Like the previous Etherverse title that I reviewed (Martian-American War), this book is presented in the dime novel style, with text and illustrations. The book is about 24 pages in length, and is nicely printed (by a local, Longview guy named Pat) at roughly magazine size, 8.5 x 11 inches. (It’s bigger and printed on nicer paper than a comic book, and even slightly larger than the last issue of Wired that I got.) The words were written by Dan Foster, who has affected a style similar to the old pulp stories of folks like Edgar Rice Burroughs and Robert E. Howard, which adds to the “vintage” feel of the book. Michael King’s illustrations, although there are fewer than in the last book, are still excellent, again drawing on the vintage pulp style, embellished with King’s trademark flare for detail (and crosshatching!)
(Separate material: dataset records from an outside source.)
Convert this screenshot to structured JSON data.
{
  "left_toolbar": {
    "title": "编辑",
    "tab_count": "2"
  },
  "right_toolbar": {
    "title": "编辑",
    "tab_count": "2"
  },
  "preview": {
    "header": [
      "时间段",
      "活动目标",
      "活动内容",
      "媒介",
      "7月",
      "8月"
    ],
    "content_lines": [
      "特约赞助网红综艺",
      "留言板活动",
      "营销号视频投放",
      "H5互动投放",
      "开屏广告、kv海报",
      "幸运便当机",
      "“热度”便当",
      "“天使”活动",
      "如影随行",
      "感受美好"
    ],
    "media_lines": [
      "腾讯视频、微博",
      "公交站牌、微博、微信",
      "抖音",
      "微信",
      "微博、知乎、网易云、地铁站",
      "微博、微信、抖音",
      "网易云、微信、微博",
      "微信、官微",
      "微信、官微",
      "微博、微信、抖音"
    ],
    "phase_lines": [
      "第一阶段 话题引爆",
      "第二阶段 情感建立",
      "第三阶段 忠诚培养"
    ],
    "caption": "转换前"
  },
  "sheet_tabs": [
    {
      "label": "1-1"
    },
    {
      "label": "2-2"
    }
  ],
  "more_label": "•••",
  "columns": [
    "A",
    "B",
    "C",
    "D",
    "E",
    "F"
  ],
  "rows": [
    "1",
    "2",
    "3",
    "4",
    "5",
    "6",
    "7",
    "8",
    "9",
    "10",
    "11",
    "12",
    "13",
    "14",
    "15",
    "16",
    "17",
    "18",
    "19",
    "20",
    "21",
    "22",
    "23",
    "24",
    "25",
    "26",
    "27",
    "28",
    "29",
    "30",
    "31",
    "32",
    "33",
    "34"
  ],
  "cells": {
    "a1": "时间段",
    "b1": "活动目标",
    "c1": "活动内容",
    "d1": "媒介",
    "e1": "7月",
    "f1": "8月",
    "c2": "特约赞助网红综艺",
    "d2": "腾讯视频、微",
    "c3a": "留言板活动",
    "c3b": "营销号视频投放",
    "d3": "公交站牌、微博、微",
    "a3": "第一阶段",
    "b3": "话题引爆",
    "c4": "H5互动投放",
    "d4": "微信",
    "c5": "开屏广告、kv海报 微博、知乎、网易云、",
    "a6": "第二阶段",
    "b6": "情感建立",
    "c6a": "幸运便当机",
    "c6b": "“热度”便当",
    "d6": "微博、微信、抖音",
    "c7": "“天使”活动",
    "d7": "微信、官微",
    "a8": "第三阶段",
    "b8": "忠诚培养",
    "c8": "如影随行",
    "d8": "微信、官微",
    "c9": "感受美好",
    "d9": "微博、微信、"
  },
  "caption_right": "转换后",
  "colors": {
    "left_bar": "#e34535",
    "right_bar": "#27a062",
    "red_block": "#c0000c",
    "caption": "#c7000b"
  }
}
The “Etherverse” books take place in an alternate historical timeline in which ether fills the void between planets, electro-magnetic engines have been powering Earth ships into space since the 1880s, and Teddy Roosevelt led his famous Rough Riders to Mars to help preserve the freedom and prosperity of the entire human race. In THIS story, the second book in the series, Teddy’s daughter, Alice, goes to Russia with sharp-shooter, Annie Oakley, to investigate a mysterious explosion in the Tunguska region which level trees for miles and sent a shockwave that shattered windows in nearby villages. What they find (no spoilers) is particularly unpleasant, leading to some classic pulp violence and lurid descriptions of the various encounters.

It’s a fun story, with solid characters, a sizable body count, and steampunk-esque weapons and airships all around. The content may be a bit gruesome at times, for some readers, but for fans of vintage pulp and adventure stories, it’s an enjoyable tale, with a satisfying, clever ending. And, again, King’s artwork is always enjoyable, contributing enormously to the tone.

I should mention that there are a few typos in the text, but nothing severe enough to derail the story. The only truly unfortunate thing is that most people, who don’t attend sci-fi or comic book themed conventions in the Pacific Northwest, will probably never run into Foster and King’s work. They are self-published and, as of this writing, do not have distribution for their books. Those interested in buying Art Horse titles will have to settle for a Facebook page and an Etsy store for now, although all of the Etherverse books are available through the Etsy shop. The cool thing, of course, is when independent artists and writers work together to make something NEW and interesting that never could have come from a corporate boardroom, and that’s what the Etherverse books are: two cool guys making some exciting adventure stories because they love exciting adventure stories. Go check them out! You’ll get to read some fun, steam-punk stories, and you’ll feel good for supporting the little guys!

---Richard F. Yates
(Primitive Thoughtician and Commander in Cheap of The P.E.W.)